Договорились-таки с Оскаром! В последний момент краями разошлись! И просто шикарно договорились — к общей выгоде, на девяносто девять лет! Мудрый старик все же — не стал лезть в не сулящую ничем хорошим авантюру. Так-то захватить Швецию хочется, но… Но зачем? Да, там геополитически полезные земли, а еще у них есть нефть. Но мне что, нефти мало? Кроме того, есть такая вредная штука как «общественное мнение», и если на мнение «внешнее» мне в целом плевать, то на «внутреннее» плевать опасно: сейчас народ на руках меня носить готов со всем уважением, но память народная не так уж велика — достаточно совершить несколько странных в его глазах движений, как на горизонте замаячат грандиозные проблемы.
Северное, Белое и Норвежские моря таким образом полностью в моем и Вильгельма распоряжении — достаточно потопить несколько французских скорлупок в тех водах, и можно смело забивать об этой зоне на долгие годы. Ну как «забивать» — пользоваться в свое удовольствие, оплачивая тамошним лимитрофам только стоянки в их портах. Само «стояние» — льготное, а вот за работу обслуживающего персонала и припасы придется платить как положено, по рыночной стоимости. Что очень даже нормально!

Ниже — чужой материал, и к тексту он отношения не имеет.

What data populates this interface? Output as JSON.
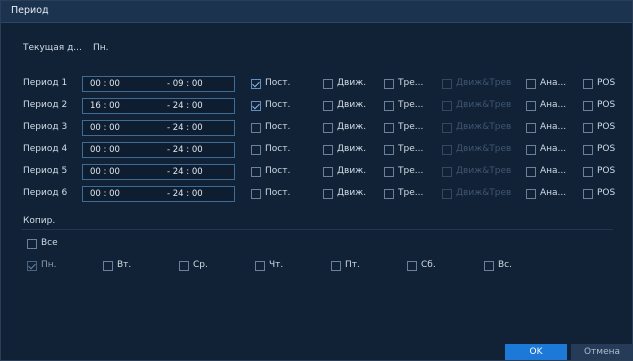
{
  "dialog": {
    "title": "Период"
  },
  "current_day": {
    "label": "Текущая д...",
    "value": "Пн."
  },
  "periods": [
    {
      "label": "Период 1",
      "start": "00 : 00",
      "end": "- 09 : 00",
      "checks": [
        true,
        false,
        false,
        false,
        false,
        false
      ]
    },
    {
      "label": "Период 2",
      "start": "16 : 00",
      "end": "- 24 : 00",
      "checks": [
        true,
        false,
        false,
        false,
        false,
        false
      ]
    },
    {
      "label": "Период 3",
      "start": "00 : 00",
      "end": "- 24 : 00",
      "checks": [
        false,
        false,
        false,
        false,
        false,
        false
      ]
    },
    {
      "label": "Период 4",
      "start": "00 : 00",
      "end": "- 24 : 00",
      "checks": [
        false,
        false,
        false,
        false,
        false,
        false
      ]
    },
    {
      "label": "Период 5",
      "start": "00 : 00",
      "end": "- 24 : 00",
      "checks": [
        false,
        false,
        false,
        false,
        false,
        false
      ]
    },
    {
      "label": "Период 6",
      "start": "00 : 00",
      "end": "- 24 : 00",
      "checks": [
        false,
        false,
        false,
        false,
        false,
        false
      ]
    }
  ],
  "record_types": [
    "Пост.",
    "Движ.",
    "Тре...",
    "Движ&Трев",
    "Ана...",
    "POS"
  ],
  "record_types_disabled": [
    false,
    false,
    false,
    true,
    false,
    false
  ],
  "copy": {
    "label": "Копир.",
    "all_label": "Все",
    "days": [
      "Пн.",
      "Вт.",
      "Ср.",
      "Чт.",
      "Пт.",
      "Сб.",
      "Вс."
    ]
  },
  "buttons": {
    "ok": "OK",
    "cancel": "Отмена"
  },
  "colors": {
    "accent": "#1c79d8",
    "background": "#112236",
    "titlebar": "#1c3350"
  }
}
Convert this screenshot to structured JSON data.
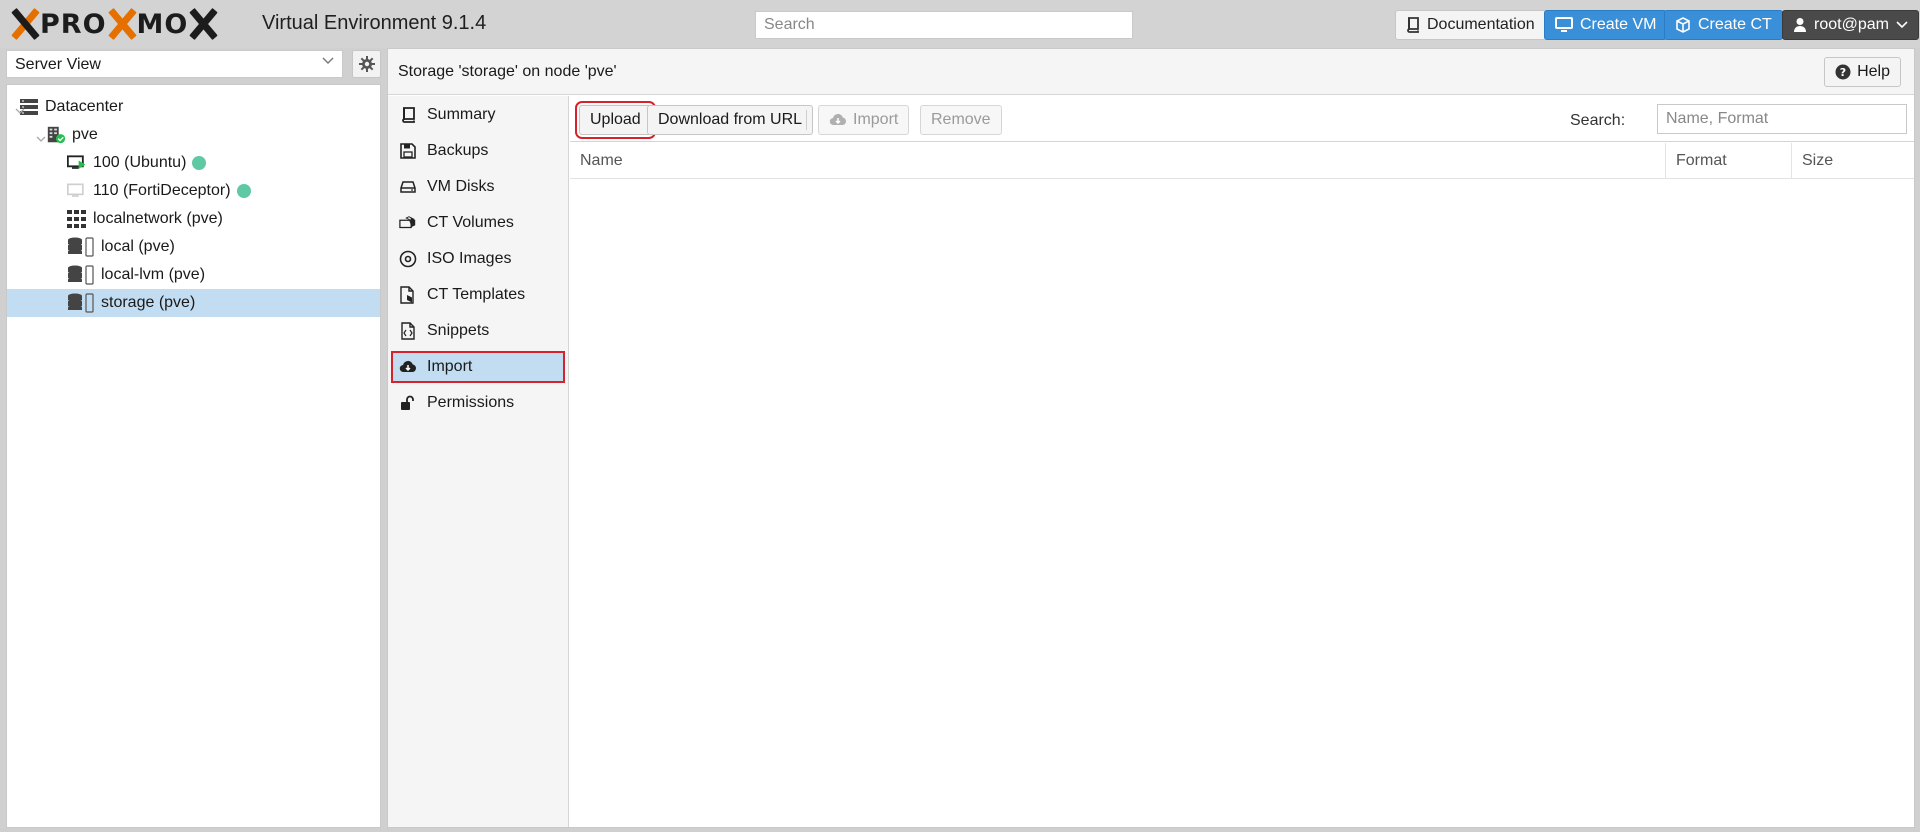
{
  "header": {
    "logo_left": "PRO",
    "logo_mid": "MO",
    "version": "Virtual Environment 9.1.4",
    "search_placeholder": "Search",
    "documentation_label": "Documentation",
    "create_vm_label": "Create VM",
    "create_ct_label": "Create CT",
    "user_label": "root@pam"
  },
  "tree": {
    "view_label": "Server View",
    "nodes": [
      {
        "label": "Datacenter",
        "icon": "datacenter-icon"
      },
      {
        "label": "pve",
        "icon": "server-online-icon"
      },
      {
        "label": "100 (Ubuntu)",
        "icon": "vm-running-icon",
        "status": "running"
      },
      {
        "label": "110 (FortiDeceptor)",
        "icon": "vm-stopped-icon",
        "status": "running"
      },
      {
        "label": "localnetwork (pve)",
        "icon": "network-grid-icon"
      },
      {
        "label": "local (pve)",
        "icon": "storage-icon"
      },
      {
        "label": "local-lvm (pve)",
        "icon": "storage-icon"
      },
      {
        "label": "storage (pve)",
        "icon": "storage-icon",
        "selected": true
      }
    ]
  },
  "content": {
    "title": "Storage 'storage' on node 'pve'",
    "help_label": "Help",
    "nav": [
      {
        "label": "Summary",
        "icon": "book-icon"
      },
      {
        "label": "Backups",
        "icon": "floppy-icon"
      },
      {
        "label": "VM Disks",
        "icon": "hdd-icon"
      },
      {
        "label": "CT Volumes",
        "icon": "ct-volume-icon"
      },
      {
        "label": "ISO Images",
        "icon": "disc-icon"
      },
      {
        "label": "CT Templates",
        "icon": "ct-template-icon"
      },
      {
        "label": "Snippets",
        "icon": "code-file-icon"
      },
      {
        "label": "Import",
        "icon": "cloud-download-icon",
        "active": true
      },
      {
        "label": "Permissions",
        "icon": "unlock-icon"
      }
    ],
    "toolbar": {
      "upload_label": "Upload",
      "download_label": "Download from URL",
      "import_label": "Import",
      "remove_label": "Remove",
      "search_label": "Search:",
      "search_placeholder": "Name, Format"
    },
    "columns": [
      "Name",
      "Format",
      "Size"
    ]
  },
  "colors": {
    "accent_orange": "#e57000",
    "primary_blue": "#3a8fd9",
    "selection_blue": "#c2ddf2",
    "highlight_red": "#d8222b",
    "status_green": "#5fc9a4"
  }
}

Остальные скандинавы сочли поступок Оскара мудрым, и при первом же сигнале нашего МИДа воспользовались возможностью подписать симметричные бумажки. Подписать в Москве, воспользовавшись предлогом в виде свадьбы нашей приемной дочери японского происхождения и принца Оскара Фредерика Вильгельма Олафа Густава Адольфа. Согласия внучка Оскара на такой непривычный для Европы брак никто не спрашивал. девушка королевских кровей? Да. Япония нынче Великая держава со всеми причитающимися? Конечно! Стоит ли брак Фредерика Вильгельма мира в рамках всего скандинавского региона? Ну разумеется! А я, на правах главы приемной семьи, еще и очень неплохое приданное «положил», чтобы не обижать как шведов (вторично — у них по сути руки за спиной в наручники упакованы, и дернуться в любом случае не посмеют: больно уж впечатляющим выдалось начало войны), так и японцев — они, значит, мне девочку императорской крови выдали, а я не обеспечил ей должную «партию». Ай как нехорошо!

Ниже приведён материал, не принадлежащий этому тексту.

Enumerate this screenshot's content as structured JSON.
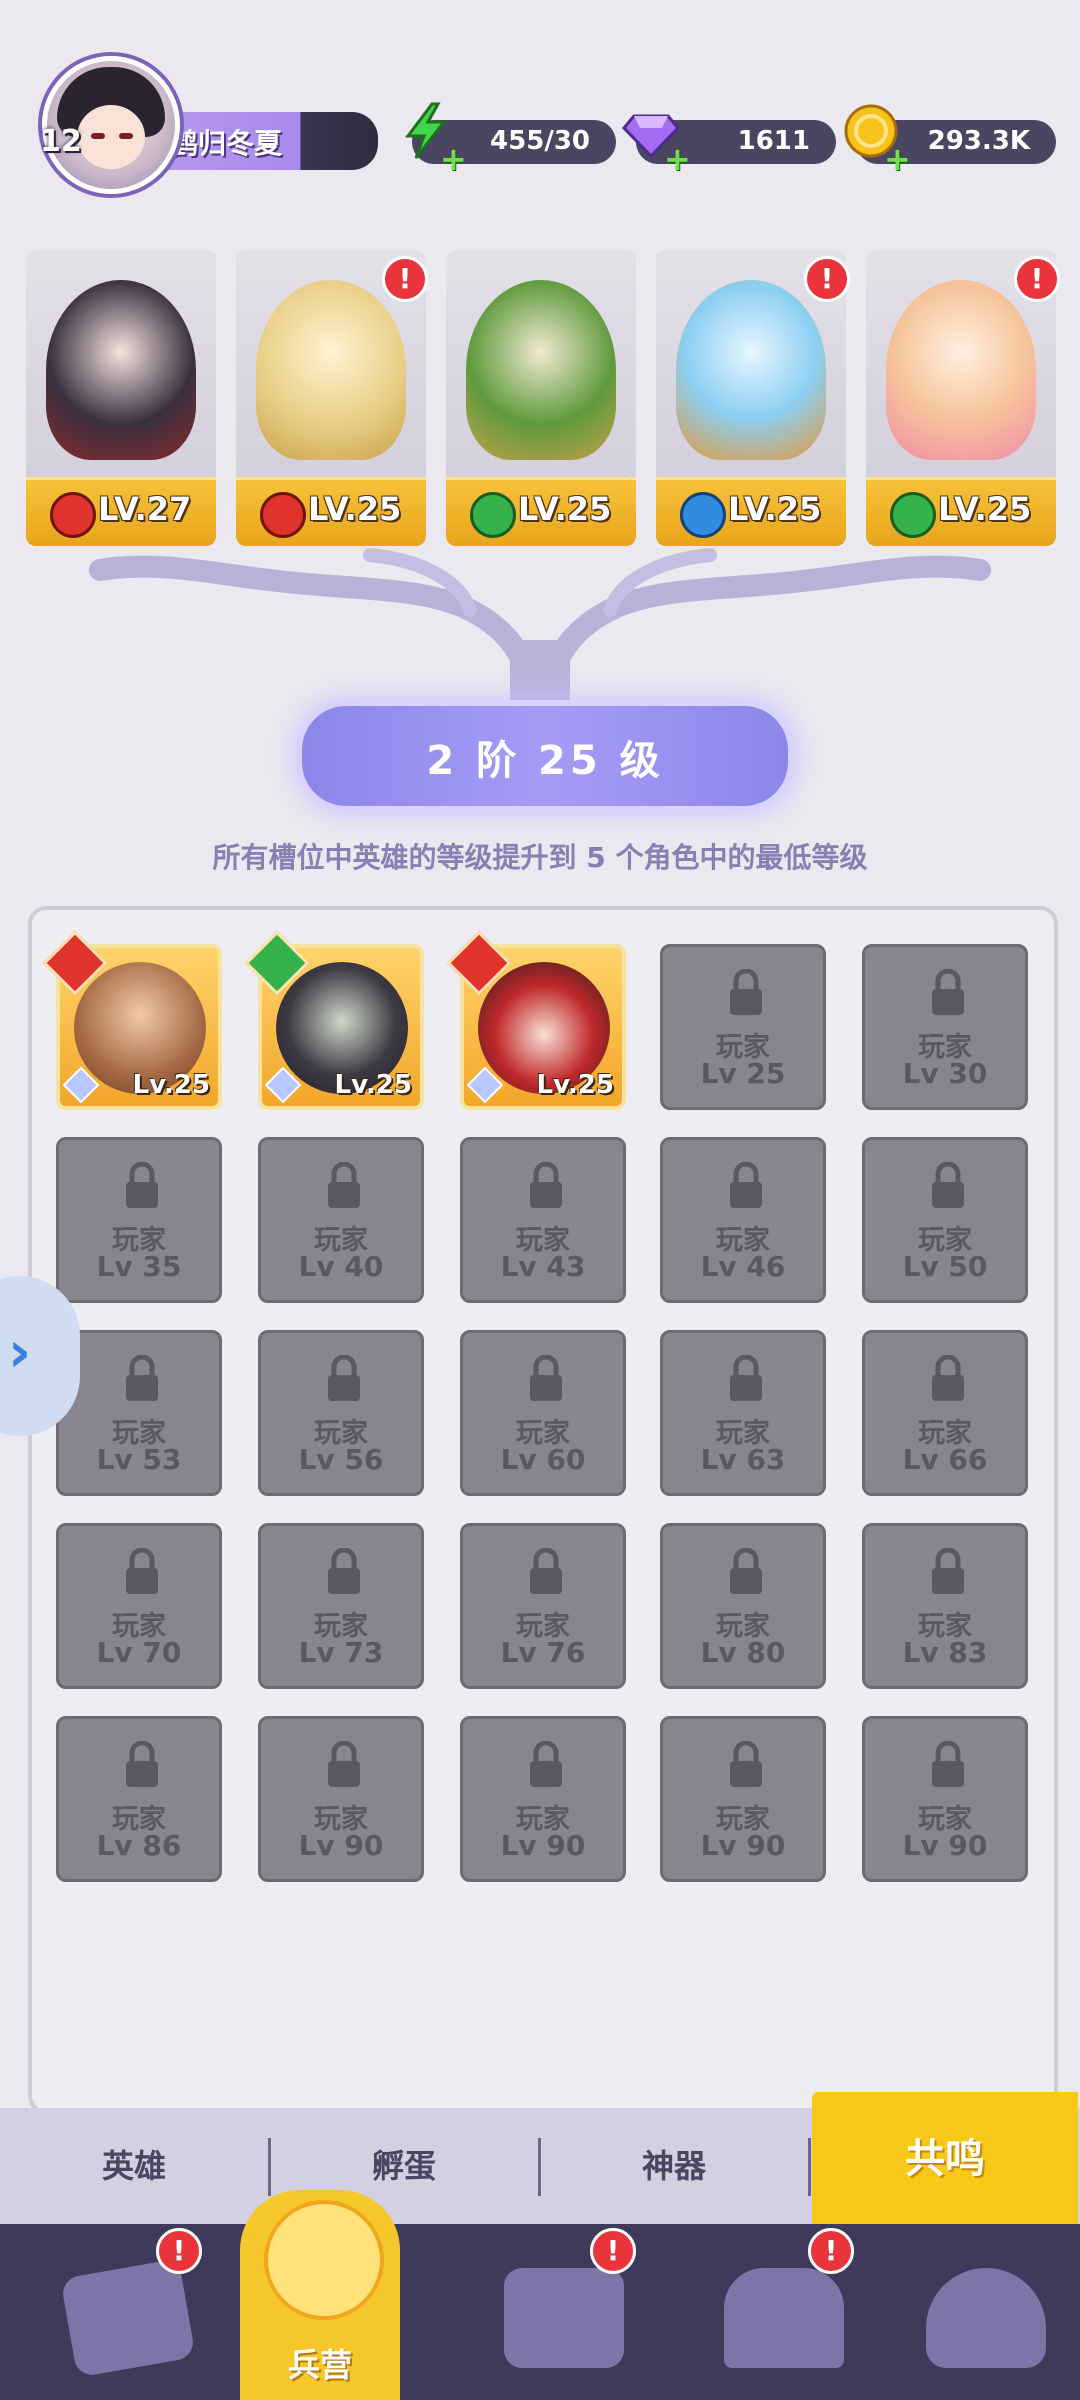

Муцухито «партией» доволен как слон — создается прецедент династического брака между той стороной планеты и вот этой. Значимость этого не так велика — мир стремительно меняется, и скоро само понятие «династический брак» станет чем-то пахнущим пылью учебников по истории, но япошки-то о таких крутых изменениях не подозревают: они там от собственного величия классово «капсулируются» еще сильнее, потому что успехи Японской Империи завязывают напрямую на элиты во главе с Императором.

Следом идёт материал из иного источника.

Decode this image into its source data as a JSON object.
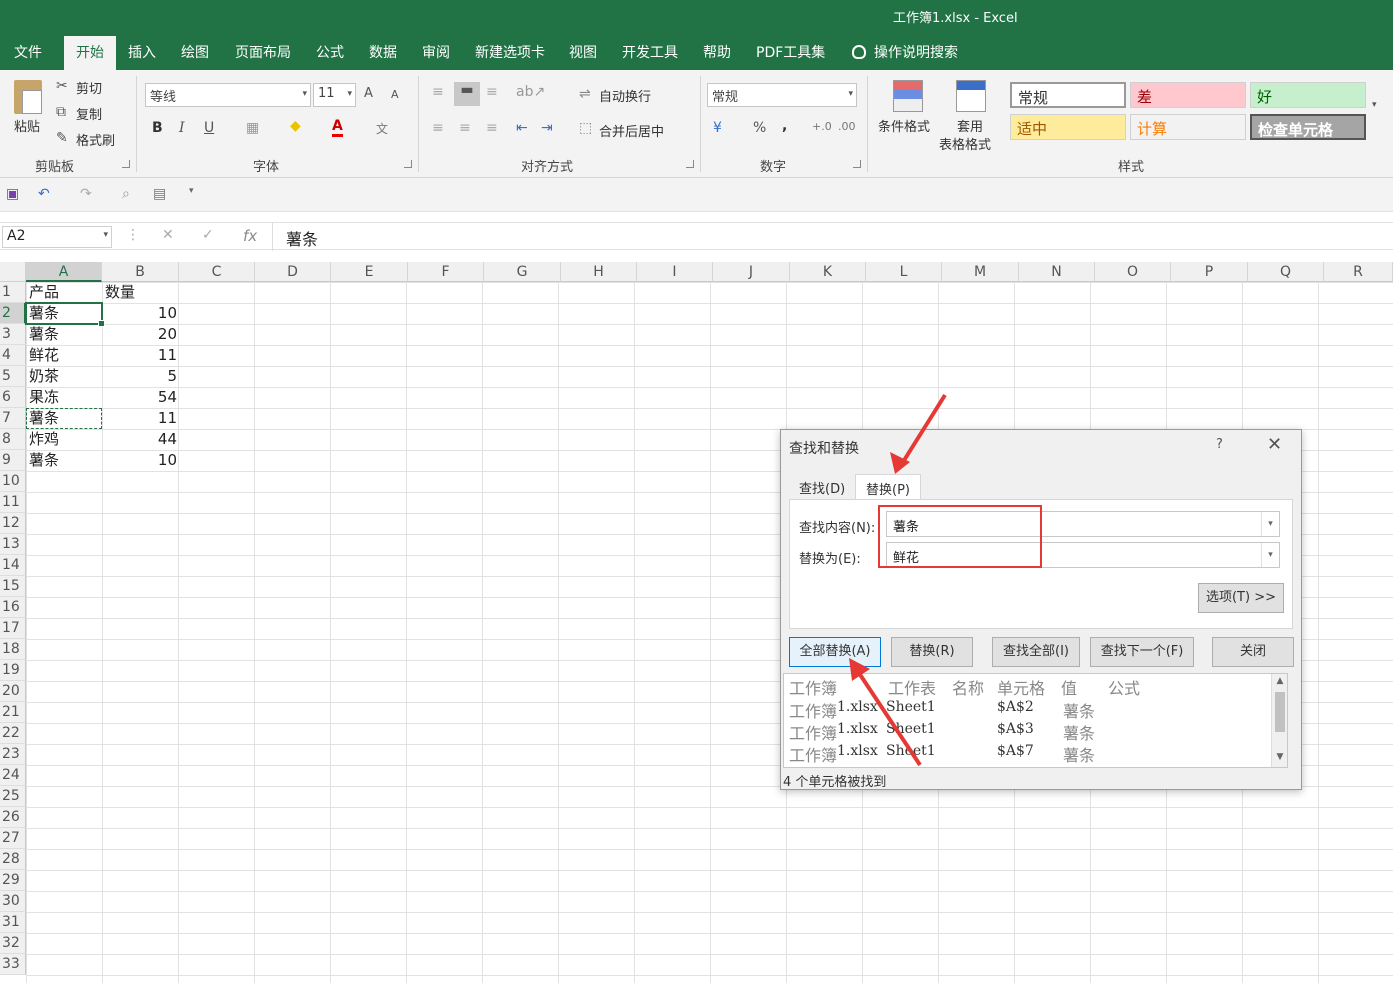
{
  "window": {
    "title": "工作簿1.xlsx  -  Excel"
  },
  "tabs": [
    {
      "label": "文件"
    },
    {
      "label": "开始"
    },
    {
      "label": "插入"
    },
    {
      "label": "绘图"
    },
    {
      "label": "页面布局"
    },
    {
      "label": "公式"
    },
    {
      "label": "数据"
    },
    {
      "label": "审阅"
    },
    {
      "label": "新建选项卡"
    },
    {
      "label": "视图"
    },
    {
      "label": "开发工具"
    },
    {
      "label": "帮助"
    },
    {
      "label": "PDF工具集"
    },
    {
      "label": "操作说明搜索"
    }
  ],
  "ribbon": {
    "clipboard": {
      "paste": "粘贴",
      "cut": "剪切",
      "copy": "复制",
      "format_painter": "格式刷",
      "group": "剪贴板"
    },
    "font": {
      "name": "等线",
      "size": "11",
      "grow": "A",
      "shrink": "A",
      "bold": "B",
      "italic": "I",
      "underline": "U",
      "color_a": "A",
      "phonetic": "文",
      "group": "字体"
    },
    "align": {
      "wrap": "自动换行",
      "merge": "合并后居中",
      "group": "对齐方式"
    },
    "number": {
      "format": "常规",
      "percent": "%",
      "comma": ",",
      "group": "数字"
    },
    "styles": {
      "conditional": "条件格式",
      "table_line1": "套用",
      "table_line2": "表格格式",
      "cells": [
        {
          "label": "常规",
          "bg": "#ffffff",
          "fg": "#333333"
        },
        {
          "label": "差",
          "bg": "#ffc7ce",
          "fg": "#9c0006"
        },
        {
          "label": "好",
          "bg": "#c6efce",
          "fg": "#006100"
        },
        {
          "label": "适中",
          "bg": "#ffeb9c",
          "fg": "#9c5700"
        },
        {
          "label": "计算",
          "bg": "#f2f2f2",
          "fg": "#fa7d00"
        },
        {
          "label": "检查单元格",
          "bg": "#a5a5a5",
          "fg": "#ffffff"
        }
      ],
      "group": "样式"
    }
  },
  "formula_bar": {
    "name_box": "A2",
    "fx": "fx",
    "content": "薯条"
  },
  "columns": [
    "A",
    "B",
    "C",
    "D",
    "E",
    "F",
    "G",
    "H",
    "I",
    "J",
    "K",
    "L",
    "M",
    "N",
    "O",
    "P",
    "Q",
    "R"
  ],
  "rows": [
    "1",
    "2",
    "3",
    "4",
    "5",
    "6",
    "7",
    "8",
    "9",
    "10",
    "11",
    "12",
    "13",
    "14",
    "15",
    "16",
    "17",
    "18",
    "19",
    "20",
    "21",
    "22",
    "23",
    "24",
    "25",
    "26",
    "27",
    "28",
    "29",
    "30",
    "31",
    "32",
    "33"
  ],
  "sheet": {
    "header": {
      "a": "产品",
      "b": "数量"
    },
    "data": [
      {
        "a": "薯条",
        "b": "10"
      },
      {
        "a": "薯条",
        "b": "20"
      },
      {
        "a": "鲜花",
        "b": "11"
      },
      {
        "a": "奶茶",
        "b": "5"
      },
      {
        "a": "果冻",
        "b": "54"
      },
      {
        "a": "薯条",
        "b": "11"
      },
      {
        "a": "炸鸡",
        "b": "44"
      },
      {
        "a": "薯条",
        "b": "10"
      }
    ]
  },
  "dialog": {
    "title": "查找和替换",
    "help": "?",
    "close": "✕",
    "tabs": {
      "find": "查找(D)",
      "replace": "替换(P)"
    },
    "find_label": "查找内容(N):",
    "find_value": "薯条",
    "replace_label": "替换为(E):",
    "replace_value": "鲜花",
    "options_button": "选项(T) >>",
    "buttons": {
      "replace_all": "全部替换(A)",
      "replace": "替换(R)",
      "find_all": "查找全部(I)",
      "find_next": "查找下一个(F)",
      "close": "关闭"
    },
    "results_header": {
      "workbook": "工作簿",
      "sheet": "工作表",
      "name": "名称",
      "cell": "单元格",
      "value": "值",
      "formula": "公式"
    },
    "results": [
      {
        "workbook_prefix": "工作簿",
        "workbook_suffix": "1.xlsx",
        "sheet": "Sheet1",
        "cell": "$A$2",
        "value": "薯条"
      },
      {
        "workbook_prefix": "工作簿",
        "workbook_suffix": "1.xlsx",
        "sheet": "Sheet1",
        "cell": "$A$3",
        "value": "薯条"
      },
      {
        "workbook_prefix": "工作簿",
        "workbook_suffix": "1.xlsx",
        "sheet": "Sheet1",
        "cell": "$A$7",
        "value": "薯条"
      }
    ],
    "status": "4 个单元格被找到"
  },
  "annotation_color": "#e53935",
  "accent_color": "#217346"
}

Но не только дипломатическими талантами Оскара обусловлен нейтралитет Скандинавии в этой войне: деньги, водясь в мутной воде, оставаться надолго там не любят. Напротив: большие капиталы любят храниться там, где тихо и спокойно. Мои элиты постепенно перевоспитываются и вслед за Августейшей семьей, родом Романовых и еще двумя десятками имеющих доступ ко двору богачами хранят сбережения там, где им и место: в России. Остальные, однако, до сих пор грешат недоверием к родной банковской системе, и выводят деньги за рубеж. Это на самом деле нормально: мир глобализирован, и порой иметь зарубежные счета нужно по чисто юридическим соображениям и просто ради удобства. Отток капитала неизбежен, не страшен и даже полезен:«течет»-то в обе стороны. Короче — без спокойной территории, играющей роль всеобщей «кубышки», никто из больших игроков обойтись не может. Стереотип «Швейцарский банк» складывался веками, и на данный момент рушить его мне не с руки.
Газета с пространным, занимающим весь номер описанием новостей с фронтов закончилась фразой «На западном фронте без перемен», и я невольно поежился, словно ощутив прошедшее через меня зябкое дыхание самой Истории. Очень качественно Вильгельм кампанию начал, с гибели стотысячной группировки о настроенные хитрыми французами внутри Бельгии укрепления. Франко-бельгийский контингент тоже понес немаленькие потери, но соотношение несопоставимое: немцы впервые полной ложкой хлебнули удовольствия штурмовать ощетинившиеся пулеметами, снайперами и артиллерией три каноничные линии обороны.
По этому поводу я имел с кайзером длинный телефонный разговор с лейтмотивом «я же предупреждал». Вильгельм признать очевидное — а именно многолетние мои попытки пресечь подготовку его генералов к стандартной «прошлой войне» были пропущены мимо ушей — отказался, видя за успехами Российской Императорской Армии простую слабость австрияк. Осуждать кайзера сложно — австрияки по общему мнению и впрямь те еще вояки — поэтому я просто пожелал ему удачи в смене планов.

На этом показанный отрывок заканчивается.